There’s some very unsettling evidence that the human brain “survives” seven minutes after the body dies, and my idea was that by bringing the core temp down, those seven minutes might be extended—not indefinitely, but by a little. I did research into cutting edge trauma surgery called EPR (YouTube video) that uses hypothermia to put the patient into a state of suspended animation.
On Diversity: I wrestle with this, as an author. I was appalled my first idea for the story included a white male protagonist, a Southeast Asian male gas station owner, etc. because that’s what I’m used to in the part of the U.S. where I live, and I refused to do that, so I up-ended the whole thing as far as I was able and made my protagonist Iranian-American and the gas station owner white. I found it very difficult to imagine being in the head of Fareed, because I was crossing gender and culture and religion, but I tried to do my best and watched videos and read interviews online from different people, male and female, on what they felt it’s like to be Muslim and American, or of middle eastern descent and American. One that struck me, in particular, was a man who said he felt, post-9/11, that he was always having to reassure white people ‘he was one of the good ones.’ I’ve used this in Fareed’s story.
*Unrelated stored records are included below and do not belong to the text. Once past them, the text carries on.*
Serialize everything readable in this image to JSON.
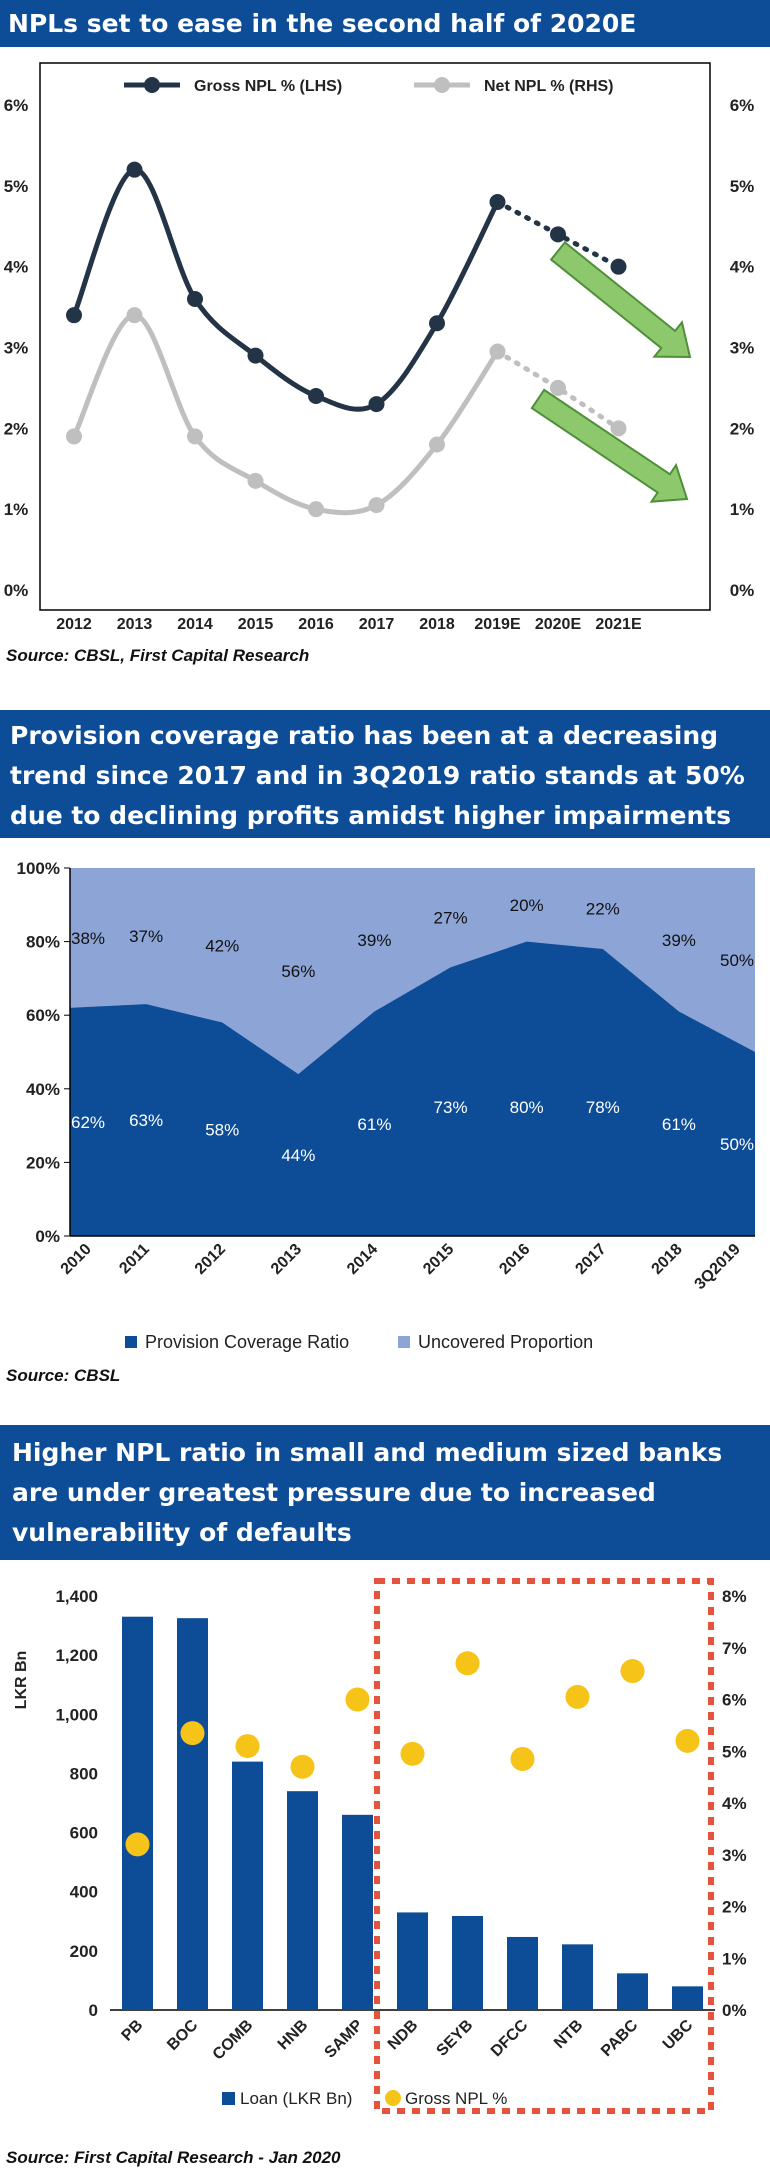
{
  "chart_data": [
    {
      "type": "line",
      "title": "NPLs set to ease in the second half of 2020E",
      "categories": [
        "2012",
        "2013",
        "2014",
        "2015",
        "2016",
        "2017",
        "2018",
        "2019E",
        "2020E",
        "2021E"
      ],
      "series": [
        {
          "name": "Gross NPL % (LHS)",
          "values": [
            3.4,
            5.2,
            3.6,
            2.9,
            2.4,
            2.3,
            3.3,
            4.8,
            4.4,
            4.0
          ],
          "color": "#243447"
        },
        {
          "name": "Net NPL % (RHS)",
          "values": [
            1.9,
            3.4,
            1.9,
            1.35,
            1.0,
            1.05,
            1.8,
            2.95,
            2.5,
            2.0
          ],
          "color": "#bfbfbf"
        }
      ],
      "y_ticks": [
        "0%",
        "1%",
        "2%",
        "3%",
        "4%",
        "5%",
        "6%"
      ],
      "ylim": [
        0,
        6
      ],
      "legend": "top",
      "source": "Source: CBSL, First Capital Research"
    },
    {
      "type": "area",
      "title": "Provision coverage ratio has been at a decreasing trend since 2017 and in 3Q2019 ratio stands at 50% due to declining profits amidst higher impairments",
      "categories": [
        "2010",
        "2011",
        "2012",
        "2013",
        "2014",
        "2015",
        "2016",
        "2017",
        "2018",
        "3Q2019"
      ],
      "series": [
        {
          "name": "Provision Coverage Ratio",
          "values": [
            62,
            63,
            58,
            44,
            61,
            73,
            80,
            78,
            61,
            50
          ],
          "labels": [
            "62%",
            "63%",
            "58%",
            "44%",
            "61%",
            "73%",
            "80%",
            "78%",
            "61%",
            "50%"
          ],
          "color": "#0d4c97"
        },
        {
          "name": "Uncovered Proportion",
          "values": [
            38,
            37,
            42,
            56,
            39,
            27,
            20,
            22,
            39,
            50
          ],
          "labels": [
            "38%",
            "37%",
            "42%",
            "56%",
            "39%",
            "27%",
            "20%",
            "22%",
            "39%",
            "50%"
          ],
          "color": "#8da4d6"
        }
      ],
      "y_ticks": [
        "0%",
        "20%",
        "40%",
        "60%",
        "80%",
        "100%"
      ],
      "ylim": [
        0,
        100
      ],
      "legend": "bottom",
      "source": "Source: CBSL"
    },
    {
      "type": "bar",
      "title": "Higher NPL ratio in small and medium sized banks are under greatest pressure due to increased vulnerability of defaults",
      "categories": [
        "PB",
        "BOC",
        "COMB",
        "HNB",
        "SAMP",
        "NDB",
        "SEYB",
        "DFCC",
        "NTB",
        "PABC",
        "UBC"
      ],
      "series": [
        {
          "name": "Loan (LKR Bn)",
          "values": [
            1330,
            1325,
            840,
            740,
            660,
            330,
            318,
            247,
            222,
            124,
            80
          ],
          "color": "#0d4c97"
        },
        {
          "name": "Gross NPL %",
          "values": [
            3.2,
            5.35,
            5.1,
            4.7,
            6.0,
            4.95,
            6.7,
            4.85,
            6.05,
            6.55,
            5.2
          ],
          "color": "#f6c319"
        }
      ],
      "ylabel": "LKR Bn",
      "y_ticks": [
        "0",
        "200",
        "400",
        "600",
        "800",
        "1,000",
        "1,200",
        "1,400"
      ],
      "ylim": [
        0,
        1400
      ],
      "y2_ticks": [
        "0%",
        "1%",
        "2%",
        "3%",
        "4%",
        "5%",
        "6%",
        "7%",
        "8%"
      ],
      "y2lim": [
        0,
        8
      ],
      "legend": "bottom",
      "source": "Source: First Capital Research - Jan 2020"
    }
  ]
}
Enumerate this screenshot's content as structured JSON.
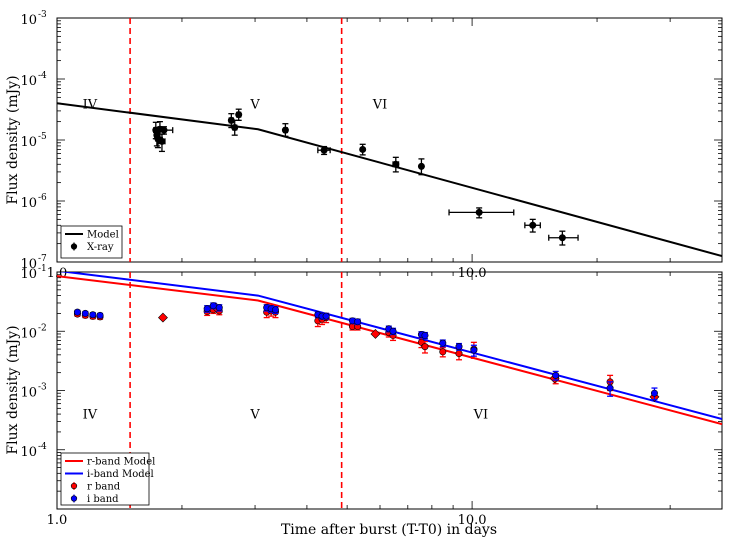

On Villains: My true crime reading, in particular John E. Douglas’ Mindhunter, which is the basis for the TV show, Criminal Minds, has convinced me that the most dangerous demographic in the U.S. is middle-aged white men. In Douglas’ book there are serial killers who are flashy and charming, but a lot of them are loners, losers, practically invisible. I based the ‘John Doe’ in this story on this picture of actor Gary Oldman. No offense to Oldman! It just helps me to have an image in my head when I write.
It’s called “Puzzle Box No. 1”. Will there be more, similar stories with Lt. Hiro? Yes, yes there will.